Além da proibição, a nova lei estabelece a diminuição paulatina dos animais em exposição, que deve ser acompanhada de estudos para o desenvolvimento de técnicas de realidade virtual, de forma que, no futuro, os animais expostos sejam hologramas de computadores, por exemplo.

Essas medidas, que já estão em vigor, só não são ainda mais radicais que os dispositivos originais do projeto de lei, que foram vetados pelo Executivo e que incluíam, por exemplo, a vedação da recepção de animais capturados na natureza e a sua reprodução em cativeiro, sob o argumento de que essas atividades causariam sofrimento aos animais. Se essas disposições tivessem prosperado, os animais resgatados do tráfico possivelmente não poderiam ser recepcionados pelos zoológicos para os procedimentos de tratamento, reabilitação e, quando possível, de soltura na natureza. Como é notória a dificuldade que os Centro de Triagem de Animais Silvestres – Cetas enfrentam para acolher todos esses animais, sem a opção de direcioná-los aos zoológicos, seu destino se torna ainda mais incerto. Além disso, importantes trabalhos de reprodução ex situ de espécies ameaçadas de extinção correriam o risco de interrupção.

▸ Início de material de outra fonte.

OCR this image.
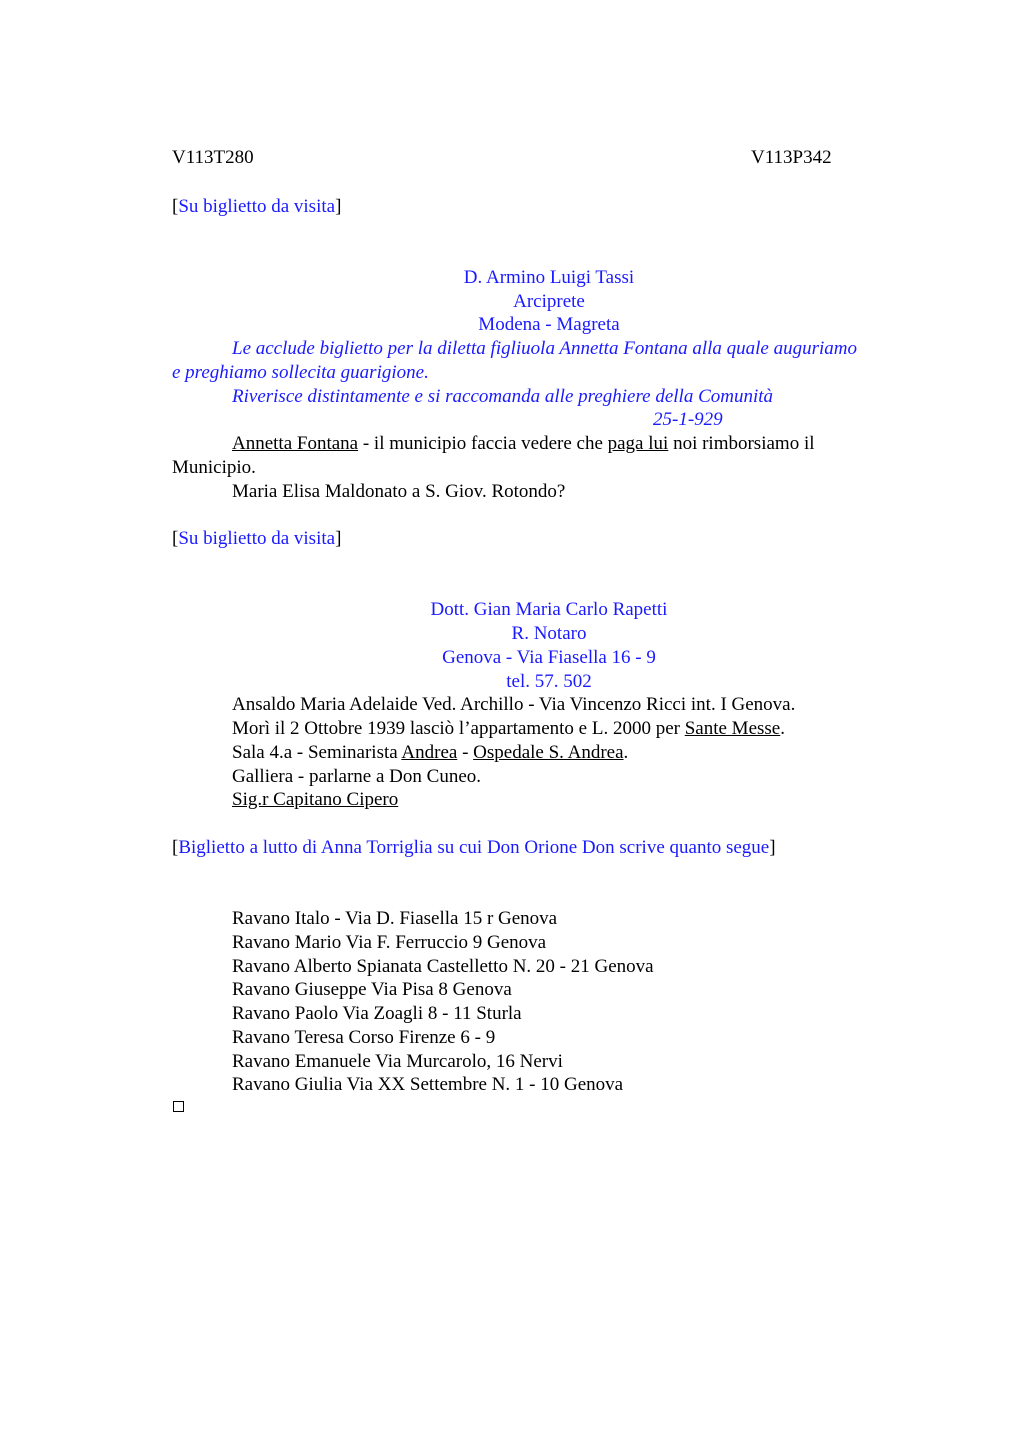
V113T280	V113P342
[Su biglietto da visita]
D. Armino Luigi Tassi
Arciprete
Modena - Magreta
Le acclude biglietto per la diletta figliuola Annetta Fontana alla quale auguriamo
e preghiamo sollecita guarigione.
Riverisce distintamente e si raccomanda alle preghiere della Comunità
25-1-929
Annetta Fontana - il municipio faccia vedere che paga lui noi rimborsiamo il
Municipio.
Maria Elisa Maldonato a S. Giov. Rotondo?
[Su biglietto da visita]
Dott. Gian Maria Carlo Rapetti
R. Notaro
Genova - Via Fiasella 16 - 9
tel. 57. 502
Ansaldo Maria Adelaide Ved. Archillo - Via Vincenzo Ricci int. I Genova.
Morì il 2 Ottobre 1939 lasciò l’appartamento e L. 2000 per Sante Messe.
Sala 4.a - Seminarista Andrea - Ospedale S. Andrea.
Galliera - parlarne a Don Cuneo.
Sig.r Capitano Cipero
[Biglietto a lutto di Anna Torriglia su cui Don Orione Don scrive quanto segue]
Ravano Italo - Via D. Fiasella 15 r Genova
Ravano Mario Via F. Ferruccio 9 Genova
Ravano Alberto Spianata Castelletto N. 20 - 21 Genova
Ravano Giuseppe Via Pisa 8 Genova
Ravano Paolo Via Zoagli 8 - 11 Sturla
Ravano Teresa Corso Firenze 6 - 9
Ravano Emanuele Via Murcarolo, 16 Nervi
Ravano Giulia Via XX Settembre N. 1 - 10 Genova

Nesses pontos em específico, o que se percebe é que o radicalismo da proposta original seria uma forma desinteligente de resolver o problema das exposições excessivas e uso descabido de animais como matrizes reprodutivas, que de fato e sabidamente lhes causam sofrimento. Essas condutas podem ser classificadas como maus-tratos e por isso já estão vedadas pelo ordenamento jurídico– basta que haja fiscalização adequada. A justificação dos vetos, inclusive, esclarece que muitas das proibições propostas no projeto de lei original já eram reguladas pelo Instituto Brasileiro do Meio Ambiente e dos Recursos Naturais Renováveis — Ibama.

Além do mérito de vetar tais excessos, a justificação dos vetos do Executivo também ressalta a importância do papel dos zoológicos e similares na educação ambiental, determinando que, neles, sejam colocados avisos aos frequentadores sobre a senciência animal – ou seja, a sua capacidade de sentir dor, medo, angústia, felicidade e outras emoções.

As razões de veto apresentadas pelo Executivo, porém, soam contraditórias porque ao mesmo tempo em que reconhecem que os zoológicos têm importante papel na conservação da biodiversidade e na educação ambiental (há pesquisas da USP e da UFMT nesse sentido[1][2]), a proibição de instalação de novos deles foi mantida. Basta notar a super população de capivaras nas marginais Pinheiros e Tietê para se dar conta de que, talvez, o Município de São Paulo não possa prescindir de outros zoológicos e similares que possam auxiliar no manejo de fauna na cidade, por meio de convênios e parcerias que, inclusive, estão previstas no Código Estadual de Proteção aos Animais (Lei Estadual n.º 11.977/2005).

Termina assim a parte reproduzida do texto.